Lady Marianne à travers les âges. Je pourrais écrire un livre sur elle, d’ailleurs je l’ai fait.

Faithfull ou fidèle, un patronyme qui lui allait comme un gant. Fidèle à elle-même à travers les vicissitudes et les changements incessants d’une vie riche et bien remplie. La petite sœur du rock, ou la scandaleuse de Londres comme j’ai pu l’appeler dans une biographie à elle consacrée, a été la dame de cœur du Swinging London, éternelle fiancée de Jagger, avant de connaître la déchéance et de renaître dans le Londres punk de la fin des seventies.
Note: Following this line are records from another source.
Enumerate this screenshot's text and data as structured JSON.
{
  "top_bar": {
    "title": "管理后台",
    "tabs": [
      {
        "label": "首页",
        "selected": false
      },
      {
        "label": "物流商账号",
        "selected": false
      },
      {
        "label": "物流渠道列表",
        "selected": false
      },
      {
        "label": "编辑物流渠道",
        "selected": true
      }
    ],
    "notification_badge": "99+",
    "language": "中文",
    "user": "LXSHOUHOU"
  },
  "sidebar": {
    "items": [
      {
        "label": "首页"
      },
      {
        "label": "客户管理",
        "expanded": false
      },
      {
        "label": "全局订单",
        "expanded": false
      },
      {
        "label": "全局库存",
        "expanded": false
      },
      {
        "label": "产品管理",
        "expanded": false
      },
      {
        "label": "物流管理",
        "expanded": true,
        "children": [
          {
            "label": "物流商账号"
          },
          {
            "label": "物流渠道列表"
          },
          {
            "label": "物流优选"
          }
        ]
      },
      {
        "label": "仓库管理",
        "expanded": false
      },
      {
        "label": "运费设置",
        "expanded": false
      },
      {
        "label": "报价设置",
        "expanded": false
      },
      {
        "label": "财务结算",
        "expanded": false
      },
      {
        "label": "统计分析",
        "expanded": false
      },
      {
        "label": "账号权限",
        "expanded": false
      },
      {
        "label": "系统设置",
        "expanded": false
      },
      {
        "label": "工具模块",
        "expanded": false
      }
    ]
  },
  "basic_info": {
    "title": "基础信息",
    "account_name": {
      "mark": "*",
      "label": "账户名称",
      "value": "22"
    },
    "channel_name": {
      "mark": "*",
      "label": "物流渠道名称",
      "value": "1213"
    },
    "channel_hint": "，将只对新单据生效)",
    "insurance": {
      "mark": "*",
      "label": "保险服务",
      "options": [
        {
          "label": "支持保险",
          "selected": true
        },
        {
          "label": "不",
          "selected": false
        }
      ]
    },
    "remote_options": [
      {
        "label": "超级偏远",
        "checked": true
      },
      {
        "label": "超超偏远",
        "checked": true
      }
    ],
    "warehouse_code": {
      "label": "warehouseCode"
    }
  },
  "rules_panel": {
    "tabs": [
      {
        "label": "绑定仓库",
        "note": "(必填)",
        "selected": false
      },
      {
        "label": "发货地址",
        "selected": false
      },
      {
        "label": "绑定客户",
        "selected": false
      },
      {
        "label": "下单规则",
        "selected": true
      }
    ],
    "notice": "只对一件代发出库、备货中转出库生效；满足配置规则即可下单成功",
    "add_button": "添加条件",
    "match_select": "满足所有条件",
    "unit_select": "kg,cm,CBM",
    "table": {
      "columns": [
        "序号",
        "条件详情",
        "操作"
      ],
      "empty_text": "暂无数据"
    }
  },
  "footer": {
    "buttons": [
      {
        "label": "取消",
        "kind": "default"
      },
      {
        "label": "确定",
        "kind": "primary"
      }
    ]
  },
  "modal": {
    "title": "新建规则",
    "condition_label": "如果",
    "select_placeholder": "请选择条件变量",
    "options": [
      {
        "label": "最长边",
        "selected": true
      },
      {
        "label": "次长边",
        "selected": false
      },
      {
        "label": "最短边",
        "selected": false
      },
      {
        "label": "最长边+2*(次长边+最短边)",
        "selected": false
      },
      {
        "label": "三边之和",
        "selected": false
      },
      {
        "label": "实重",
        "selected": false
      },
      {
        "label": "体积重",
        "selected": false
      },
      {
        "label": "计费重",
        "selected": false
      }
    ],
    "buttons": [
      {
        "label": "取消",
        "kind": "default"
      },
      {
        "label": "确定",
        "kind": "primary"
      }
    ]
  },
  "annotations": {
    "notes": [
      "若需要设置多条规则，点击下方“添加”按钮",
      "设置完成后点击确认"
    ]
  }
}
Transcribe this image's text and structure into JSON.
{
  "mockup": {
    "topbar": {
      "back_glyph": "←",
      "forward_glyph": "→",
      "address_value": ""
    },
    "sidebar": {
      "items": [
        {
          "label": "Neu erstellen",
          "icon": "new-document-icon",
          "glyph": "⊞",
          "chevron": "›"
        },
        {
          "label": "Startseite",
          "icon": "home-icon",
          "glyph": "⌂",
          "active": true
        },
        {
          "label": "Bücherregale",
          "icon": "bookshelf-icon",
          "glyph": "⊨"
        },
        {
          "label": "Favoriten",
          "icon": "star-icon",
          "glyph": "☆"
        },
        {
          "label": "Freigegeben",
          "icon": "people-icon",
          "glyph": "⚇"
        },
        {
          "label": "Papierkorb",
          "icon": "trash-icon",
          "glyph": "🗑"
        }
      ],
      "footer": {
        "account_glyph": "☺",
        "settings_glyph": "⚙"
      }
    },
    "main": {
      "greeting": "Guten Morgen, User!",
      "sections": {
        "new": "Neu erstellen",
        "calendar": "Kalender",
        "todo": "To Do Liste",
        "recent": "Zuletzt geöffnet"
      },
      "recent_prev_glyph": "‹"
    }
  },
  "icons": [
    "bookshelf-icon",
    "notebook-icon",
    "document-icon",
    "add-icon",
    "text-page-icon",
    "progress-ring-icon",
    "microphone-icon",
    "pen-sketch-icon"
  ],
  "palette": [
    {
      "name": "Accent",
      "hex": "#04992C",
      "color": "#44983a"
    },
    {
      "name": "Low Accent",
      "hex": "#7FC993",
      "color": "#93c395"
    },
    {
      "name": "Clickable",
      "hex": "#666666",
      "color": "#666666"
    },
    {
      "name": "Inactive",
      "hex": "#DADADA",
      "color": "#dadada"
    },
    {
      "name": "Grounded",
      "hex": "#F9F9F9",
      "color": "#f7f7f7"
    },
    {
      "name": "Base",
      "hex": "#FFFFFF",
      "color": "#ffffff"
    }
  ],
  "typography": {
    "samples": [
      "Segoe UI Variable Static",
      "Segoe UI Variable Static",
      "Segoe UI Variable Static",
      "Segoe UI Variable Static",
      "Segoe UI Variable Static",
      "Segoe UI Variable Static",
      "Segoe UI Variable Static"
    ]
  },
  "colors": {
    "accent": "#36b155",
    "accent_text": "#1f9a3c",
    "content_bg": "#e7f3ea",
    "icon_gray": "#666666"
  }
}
Comédienne à la scène et à l’écran, elle aura laissé ces dernières années une suite d’albums majestueux parfois enregistrés avec la crème de la pop anglaise. Lady Faithfull était une grande dame, assurément.

On peut dire qu’elle a de la branche. La mère de Marianne Faithfull est une baronne autrichienne petite-nièce du baron Sacher-Masoch, à qui l’on doit le concept de masochisme issu de son roman La Vénus à la fourrure. Son père est un espion anglais du MI5 voyageant incognito en Allemagne. Le mariage a lieu dans l’immédiat après-guerre et Marianne en naît en décembre 1946.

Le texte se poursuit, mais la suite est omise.